GC/MS analysis was performed as per standard procedure described for FAME (Hisil 1988). Derivatized fatty acids methyl esters was analyzed by using a Shimadzu GC-2010® equipped with a Shimadzu GCMS-QP2010 Plus® mass selective detector having Rtx-5 MS capillary column (30 m × 0.25 mm, film thickness 0.25 μm (stationary phase: 5 % diphenyl/ 95 % dimethyl polysiloxane) (AOAC 1990). The initial column oven temperature was 140 °C, 5 min kept then programmed at 4 °C/min to final oven temperature 240 °C and hold for 10 min at this temperature, injector temperature was 270 °C. Helium was used as carrier gas with column flow rate 1.21 ml/min. and the split ratio 1:20. For GC/MS detection, an electron ionization system with ionization energy of 70 eV was used, Ion source temperature was 230 °C and Interface temperature was 280 °C. The components were identified by comparing their relative retention times and mass spectra with those of standards (main components), Wiley 8® library data of the main system.

Microbial strains

Gram positive bacterial species Staphylococcus aureus (MTCC 737), Enterococcus fecalis (MTCC 439), Staphylococcus fecalis (MTCC 3378), Lactobacillus plantarum (MTCC 2621), Lactobacillus leishmanii (MTCC 911), Gram negative bacterial species Escherichia coli (MTCC 443), Salmonella typhi (MTCC 531), Shigella flexneri (MTCC 1457), Vibrio vulnificus (MTCC 1145), Pseudomonas aeruginosa (MTCC 424) and two fungal species Candida albicans (MTCC 227), and Candida tropicalis (MTCC 227).
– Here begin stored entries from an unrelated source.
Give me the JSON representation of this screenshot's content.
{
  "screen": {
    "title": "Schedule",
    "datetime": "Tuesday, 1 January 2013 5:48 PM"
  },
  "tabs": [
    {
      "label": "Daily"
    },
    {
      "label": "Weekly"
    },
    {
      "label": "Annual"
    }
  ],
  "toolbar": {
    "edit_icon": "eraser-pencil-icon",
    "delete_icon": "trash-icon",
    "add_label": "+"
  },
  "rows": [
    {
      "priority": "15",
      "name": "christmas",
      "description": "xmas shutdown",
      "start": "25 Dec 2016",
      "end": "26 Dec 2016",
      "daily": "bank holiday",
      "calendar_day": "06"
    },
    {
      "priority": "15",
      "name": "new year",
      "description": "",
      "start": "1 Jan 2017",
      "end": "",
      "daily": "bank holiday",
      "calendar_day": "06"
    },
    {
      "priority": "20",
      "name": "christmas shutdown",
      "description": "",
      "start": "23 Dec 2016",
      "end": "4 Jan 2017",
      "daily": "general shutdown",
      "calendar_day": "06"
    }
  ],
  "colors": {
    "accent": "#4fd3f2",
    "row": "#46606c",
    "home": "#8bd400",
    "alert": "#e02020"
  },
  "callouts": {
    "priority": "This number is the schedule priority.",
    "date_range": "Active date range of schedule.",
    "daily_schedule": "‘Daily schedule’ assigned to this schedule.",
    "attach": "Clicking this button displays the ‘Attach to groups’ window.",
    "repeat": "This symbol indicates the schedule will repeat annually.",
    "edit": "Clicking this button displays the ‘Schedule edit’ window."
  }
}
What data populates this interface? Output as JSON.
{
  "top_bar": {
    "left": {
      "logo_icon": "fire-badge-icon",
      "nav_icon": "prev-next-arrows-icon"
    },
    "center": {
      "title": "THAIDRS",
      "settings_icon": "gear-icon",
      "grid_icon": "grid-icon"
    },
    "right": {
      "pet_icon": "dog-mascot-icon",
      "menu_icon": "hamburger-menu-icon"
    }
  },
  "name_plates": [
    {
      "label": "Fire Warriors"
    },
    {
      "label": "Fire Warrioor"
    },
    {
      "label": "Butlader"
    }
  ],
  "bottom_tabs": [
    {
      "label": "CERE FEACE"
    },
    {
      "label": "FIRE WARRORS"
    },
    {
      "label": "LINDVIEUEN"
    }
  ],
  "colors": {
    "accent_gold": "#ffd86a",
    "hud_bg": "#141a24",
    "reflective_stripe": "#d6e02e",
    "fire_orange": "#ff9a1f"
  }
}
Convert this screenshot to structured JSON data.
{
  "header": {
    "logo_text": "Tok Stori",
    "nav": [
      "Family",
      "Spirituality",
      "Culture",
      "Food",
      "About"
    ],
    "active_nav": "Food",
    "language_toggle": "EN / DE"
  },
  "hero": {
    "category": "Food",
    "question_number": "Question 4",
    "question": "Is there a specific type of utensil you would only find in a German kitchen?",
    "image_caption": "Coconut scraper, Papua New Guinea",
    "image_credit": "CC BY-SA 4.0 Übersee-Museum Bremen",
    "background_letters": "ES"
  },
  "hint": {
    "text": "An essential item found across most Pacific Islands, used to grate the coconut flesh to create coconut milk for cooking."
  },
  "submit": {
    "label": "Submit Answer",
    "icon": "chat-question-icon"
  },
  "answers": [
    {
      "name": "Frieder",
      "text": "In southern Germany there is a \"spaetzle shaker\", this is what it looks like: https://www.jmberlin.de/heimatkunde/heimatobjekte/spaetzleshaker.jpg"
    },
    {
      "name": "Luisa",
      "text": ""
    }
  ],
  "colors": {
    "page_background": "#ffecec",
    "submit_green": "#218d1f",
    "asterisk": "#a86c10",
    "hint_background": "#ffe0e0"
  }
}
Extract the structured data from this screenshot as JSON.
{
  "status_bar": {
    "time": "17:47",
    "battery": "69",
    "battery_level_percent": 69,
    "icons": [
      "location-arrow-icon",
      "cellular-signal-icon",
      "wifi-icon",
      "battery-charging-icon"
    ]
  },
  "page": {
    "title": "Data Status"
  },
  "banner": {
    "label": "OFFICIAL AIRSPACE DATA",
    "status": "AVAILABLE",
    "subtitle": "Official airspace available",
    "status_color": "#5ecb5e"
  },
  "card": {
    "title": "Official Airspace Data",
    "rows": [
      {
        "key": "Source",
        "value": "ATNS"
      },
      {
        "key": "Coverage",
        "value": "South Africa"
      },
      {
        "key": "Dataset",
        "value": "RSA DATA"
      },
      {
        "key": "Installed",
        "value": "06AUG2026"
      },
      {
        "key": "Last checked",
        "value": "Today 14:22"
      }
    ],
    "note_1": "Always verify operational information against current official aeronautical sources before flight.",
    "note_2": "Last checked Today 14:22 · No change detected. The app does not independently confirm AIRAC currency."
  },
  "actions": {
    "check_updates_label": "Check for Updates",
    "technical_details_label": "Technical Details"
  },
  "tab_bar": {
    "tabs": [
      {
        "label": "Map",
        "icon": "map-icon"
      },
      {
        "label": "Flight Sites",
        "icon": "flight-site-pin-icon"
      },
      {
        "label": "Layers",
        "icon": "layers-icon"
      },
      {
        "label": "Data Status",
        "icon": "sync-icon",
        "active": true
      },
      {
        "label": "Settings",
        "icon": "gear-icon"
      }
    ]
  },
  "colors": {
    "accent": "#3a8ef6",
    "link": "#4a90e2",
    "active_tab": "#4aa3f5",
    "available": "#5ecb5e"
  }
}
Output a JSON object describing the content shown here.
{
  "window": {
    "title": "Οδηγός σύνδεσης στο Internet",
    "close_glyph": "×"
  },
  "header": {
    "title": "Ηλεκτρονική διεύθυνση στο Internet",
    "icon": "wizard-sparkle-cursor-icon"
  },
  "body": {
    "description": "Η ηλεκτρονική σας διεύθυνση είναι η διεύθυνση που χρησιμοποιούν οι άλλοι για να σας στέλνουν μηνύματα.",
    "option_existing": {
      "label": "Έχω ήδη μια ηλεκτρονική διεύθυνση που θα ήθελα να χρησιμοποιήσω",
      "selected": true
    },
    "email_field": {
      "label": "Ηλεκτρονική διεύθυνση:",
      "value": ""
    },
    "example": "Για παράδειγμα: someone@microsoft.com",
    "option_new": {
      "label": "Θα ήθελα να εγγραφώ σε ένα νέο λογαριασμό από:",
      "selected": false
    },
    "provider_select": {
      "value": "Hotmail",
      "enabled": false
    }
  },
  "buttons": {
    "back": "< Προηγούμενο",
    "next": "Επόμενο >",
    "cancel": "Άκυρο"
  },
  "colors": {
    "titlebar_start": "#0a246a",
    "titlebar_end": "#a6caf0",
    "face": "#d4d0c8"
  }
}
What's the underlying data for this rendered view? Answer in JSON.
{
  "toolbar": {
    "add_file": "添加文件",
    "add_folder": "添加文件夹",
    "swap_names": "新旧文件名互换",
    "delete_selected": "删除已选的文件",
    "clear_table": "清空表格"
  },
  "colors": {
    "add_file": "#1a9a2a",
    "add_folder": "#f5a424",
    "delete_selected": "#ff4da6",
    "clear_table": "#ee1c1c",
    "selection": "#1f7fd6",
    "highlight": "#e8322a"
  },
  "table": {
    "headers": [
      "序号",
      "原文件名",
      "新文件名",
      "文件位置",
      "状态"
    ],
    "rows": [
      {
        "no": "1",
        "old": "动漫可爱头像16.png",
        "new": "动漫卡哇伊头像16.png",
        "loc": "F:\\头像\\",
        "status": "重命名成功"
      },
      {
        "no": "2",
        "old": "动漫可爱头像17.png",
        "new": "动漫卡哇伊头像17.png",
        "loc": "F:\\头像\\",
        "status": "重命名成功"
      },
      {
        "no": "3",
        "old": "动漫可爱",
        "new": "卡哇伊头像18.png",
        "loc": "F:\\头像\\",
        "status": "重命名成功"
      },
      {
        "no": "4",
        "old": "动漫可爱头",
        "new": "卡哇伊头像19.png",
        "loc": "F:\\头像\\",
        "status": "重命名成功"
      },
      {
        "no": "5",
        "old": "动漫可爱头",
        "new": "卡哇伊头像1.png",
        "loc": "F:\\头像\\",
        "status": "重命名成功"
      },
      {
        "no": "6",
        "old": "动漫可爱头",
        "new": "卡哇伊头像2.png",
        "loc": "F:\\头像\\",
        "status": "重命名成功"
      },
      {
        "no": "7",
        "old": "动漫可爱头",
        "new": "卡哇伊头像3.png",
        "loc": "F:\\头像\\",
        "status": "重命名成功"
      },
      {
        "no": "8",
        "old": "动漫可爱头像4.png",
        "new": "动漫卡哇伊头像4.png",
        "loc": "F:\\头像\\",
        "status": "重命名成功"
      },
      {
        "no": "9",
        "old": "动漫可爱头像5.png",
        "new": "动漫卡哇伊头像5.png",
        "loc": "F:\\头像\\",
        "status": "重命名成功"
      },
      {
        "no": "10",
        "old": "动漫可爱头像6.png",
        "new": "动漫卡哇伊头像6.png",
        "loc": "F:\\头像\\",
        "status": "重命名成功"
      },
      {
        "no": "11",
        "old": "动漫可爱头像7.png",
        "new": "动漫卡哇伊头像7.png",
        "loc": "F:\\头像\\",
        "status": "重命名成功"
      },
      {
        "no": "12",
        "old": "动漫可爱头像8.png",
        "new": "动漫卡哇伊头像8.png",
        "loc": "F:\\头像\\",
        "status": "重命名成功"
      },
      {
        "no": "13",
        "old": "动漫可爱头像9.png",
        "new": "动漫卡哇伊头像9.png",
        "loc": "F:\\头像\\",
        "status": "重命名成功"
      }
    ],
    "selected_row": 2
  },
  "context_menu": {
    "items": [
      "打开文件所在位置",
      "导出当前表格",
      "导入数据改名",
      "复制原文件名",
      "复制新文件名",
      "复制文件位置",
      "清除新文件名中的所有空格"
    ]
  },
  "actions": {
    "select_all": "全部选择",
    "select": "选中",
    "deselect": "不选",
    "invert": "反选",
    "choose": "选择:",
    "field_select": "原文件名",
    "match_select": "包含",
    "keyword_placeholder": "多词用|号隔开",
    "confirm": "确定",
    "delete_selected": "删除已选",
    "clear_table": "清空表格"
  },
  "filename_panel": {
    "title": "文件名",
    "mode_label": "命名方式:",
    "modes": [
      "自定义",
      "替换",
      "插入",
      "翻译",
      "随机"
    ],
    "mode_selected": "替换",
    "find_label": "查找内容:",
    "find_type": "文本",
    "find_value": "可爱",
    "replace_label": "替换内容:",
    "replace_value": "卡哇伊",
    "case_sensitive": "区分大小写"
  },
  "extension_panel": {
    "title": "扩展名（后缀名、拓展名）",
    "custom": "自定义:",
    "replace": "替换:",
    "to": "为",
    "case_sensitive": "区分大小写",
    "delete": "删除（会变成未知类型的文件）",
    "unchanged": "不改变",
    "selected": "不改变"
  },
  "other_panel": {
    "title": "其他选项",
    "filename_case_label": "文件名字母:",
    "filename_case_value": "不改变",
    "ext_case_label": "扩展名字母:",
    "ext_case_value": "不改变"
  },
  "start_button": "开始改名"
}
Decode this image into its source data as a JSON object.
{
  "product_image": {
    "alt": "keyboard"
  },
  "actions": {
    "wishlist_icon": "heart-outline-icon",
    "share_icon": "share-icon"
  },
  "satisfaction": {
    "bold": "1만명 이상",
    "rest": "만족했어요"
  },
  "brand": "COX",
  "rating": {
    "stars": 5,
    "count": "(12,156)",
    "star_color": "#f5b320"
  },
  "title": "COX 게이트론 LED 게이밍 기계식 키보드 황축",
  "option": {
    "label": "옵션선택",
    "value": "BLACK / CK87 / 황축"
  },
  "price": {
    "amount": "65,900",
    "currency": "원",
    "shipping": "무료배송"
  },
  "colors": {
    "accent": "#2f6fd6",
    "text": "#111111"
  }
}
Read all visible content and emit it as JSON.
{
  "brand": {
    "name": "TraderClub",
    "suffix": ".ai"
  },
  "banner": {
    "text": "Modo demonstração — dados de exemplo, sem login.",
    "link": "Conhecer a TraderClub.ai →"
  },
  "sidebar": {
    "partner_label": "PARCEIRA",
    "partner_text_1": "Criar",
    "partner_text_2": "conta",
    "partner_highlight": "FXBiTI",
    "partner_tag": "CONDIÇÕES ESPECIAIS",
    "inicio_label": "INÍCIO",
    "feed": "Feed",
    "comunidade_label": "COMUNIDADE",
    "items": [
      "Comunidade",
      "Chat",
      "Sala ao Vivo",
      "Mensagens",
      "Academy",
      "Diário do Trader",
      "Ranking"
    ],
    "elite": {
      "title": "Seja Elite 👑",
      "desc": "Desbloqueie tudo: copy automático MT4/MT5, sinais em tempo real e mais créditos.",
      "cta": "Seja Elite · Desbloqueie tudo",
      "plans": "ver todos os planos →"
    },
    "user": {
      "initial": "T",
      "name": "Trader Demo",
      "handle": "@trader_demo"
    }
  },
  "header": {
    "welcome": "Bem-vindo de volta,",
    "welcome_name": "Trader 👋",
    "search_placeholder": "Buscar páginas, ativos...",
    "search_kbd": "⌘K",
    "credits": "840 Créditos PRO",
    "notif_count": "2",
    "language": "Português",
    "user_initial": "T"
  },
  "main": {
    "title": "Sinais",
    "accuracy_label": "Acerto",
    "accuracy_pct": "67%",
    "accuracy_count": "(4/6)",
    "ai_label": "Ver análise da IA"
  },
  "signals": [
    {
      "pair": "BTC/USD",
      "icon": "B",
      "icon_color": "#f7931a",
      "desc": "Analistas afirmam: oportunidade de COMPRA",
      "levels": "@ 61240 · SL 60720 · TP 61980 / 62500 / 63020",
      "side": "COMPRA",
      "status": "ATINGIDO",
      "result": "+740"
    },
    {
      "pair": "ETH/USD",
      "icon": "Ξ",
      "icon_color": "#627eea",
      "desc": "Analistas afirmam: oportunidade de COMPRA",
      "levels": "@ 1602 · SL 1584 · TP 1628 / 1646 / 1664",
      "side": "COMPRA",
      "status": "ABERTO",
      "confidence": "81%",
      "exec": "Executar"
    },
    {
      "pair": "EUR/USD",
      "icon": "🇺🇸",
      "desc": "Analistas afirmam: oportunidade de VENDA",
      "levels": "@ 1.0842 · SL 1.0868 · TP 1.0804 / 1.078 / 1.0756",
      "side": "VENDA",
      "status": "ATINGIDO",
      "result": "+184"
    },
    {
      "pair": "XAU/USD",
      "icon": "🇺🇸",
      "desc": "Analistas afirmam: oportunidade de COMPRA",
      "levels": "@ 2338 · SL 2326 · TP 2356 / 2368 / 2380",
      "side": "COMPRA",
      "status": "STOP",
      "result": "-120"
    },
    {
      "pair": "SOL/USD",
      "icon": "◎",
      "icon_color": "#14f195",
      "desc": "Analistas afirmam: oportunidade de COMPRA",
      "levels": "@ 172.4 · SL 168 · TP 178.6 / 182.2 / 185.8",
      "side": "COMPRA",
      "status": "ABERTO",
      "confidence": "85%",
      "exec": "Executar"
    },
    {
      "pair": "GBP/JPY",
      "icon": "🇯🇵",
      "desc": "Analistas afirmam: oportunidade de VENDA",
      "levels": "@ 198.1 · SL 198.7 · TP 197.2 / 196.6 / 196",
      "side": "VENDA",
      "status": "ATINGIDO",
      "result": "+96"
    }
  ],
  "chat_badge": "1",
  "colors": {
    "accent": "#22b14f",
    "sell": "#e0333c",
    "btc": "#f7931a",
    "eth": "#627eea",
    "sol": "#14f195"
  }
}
Microorganisms were provided by the Institute of Microbial Technology (IMTECH), Chandigarh, India. The Candida isolates were identified using standard taxonomic procedures, including microscope appearance on Corn meal agar with Tween-80.

Antimicrobial screening

Disc diffusion method (Bauer et al. 1959) and dilution broth method were used to determine the antibacterial activity. Twenty hours bacterial culture incubated at 37 °C was used for the assay. The fungi were reseeded on potato-dextrose agar and cultured for 72 h at 25 °C. The oil was diluted in 10 % dimethylsulfoxide (DMSO) to different concentrations (mg/ml). Antimicrobial activities was carried out with a suspension containing 108 colony forming units/ml of bacteria spread on nutrient agar and 106 colony forming units /ml of fungi spread on potato dextrose agar. Different concentrations (0.05–1 mg/ml) of diluted extract were soaked in filter paper discs the well (6 mm in diameter) and allowed to soak in, specific inoculated medium plates. Amikacin (0.125 mg/ml) and Fluconazole (25 μg/ml) were used as ‘positive controls’ against the tested bacteria and fungi. The inoculated plates were incubated at 37 °C for 24 h for bacterial strains and at 25 °C for 72 h for fungus. Antimicrobial activity was evaluated by measuring the inhibition zone (in millimeters) against test microorganisms.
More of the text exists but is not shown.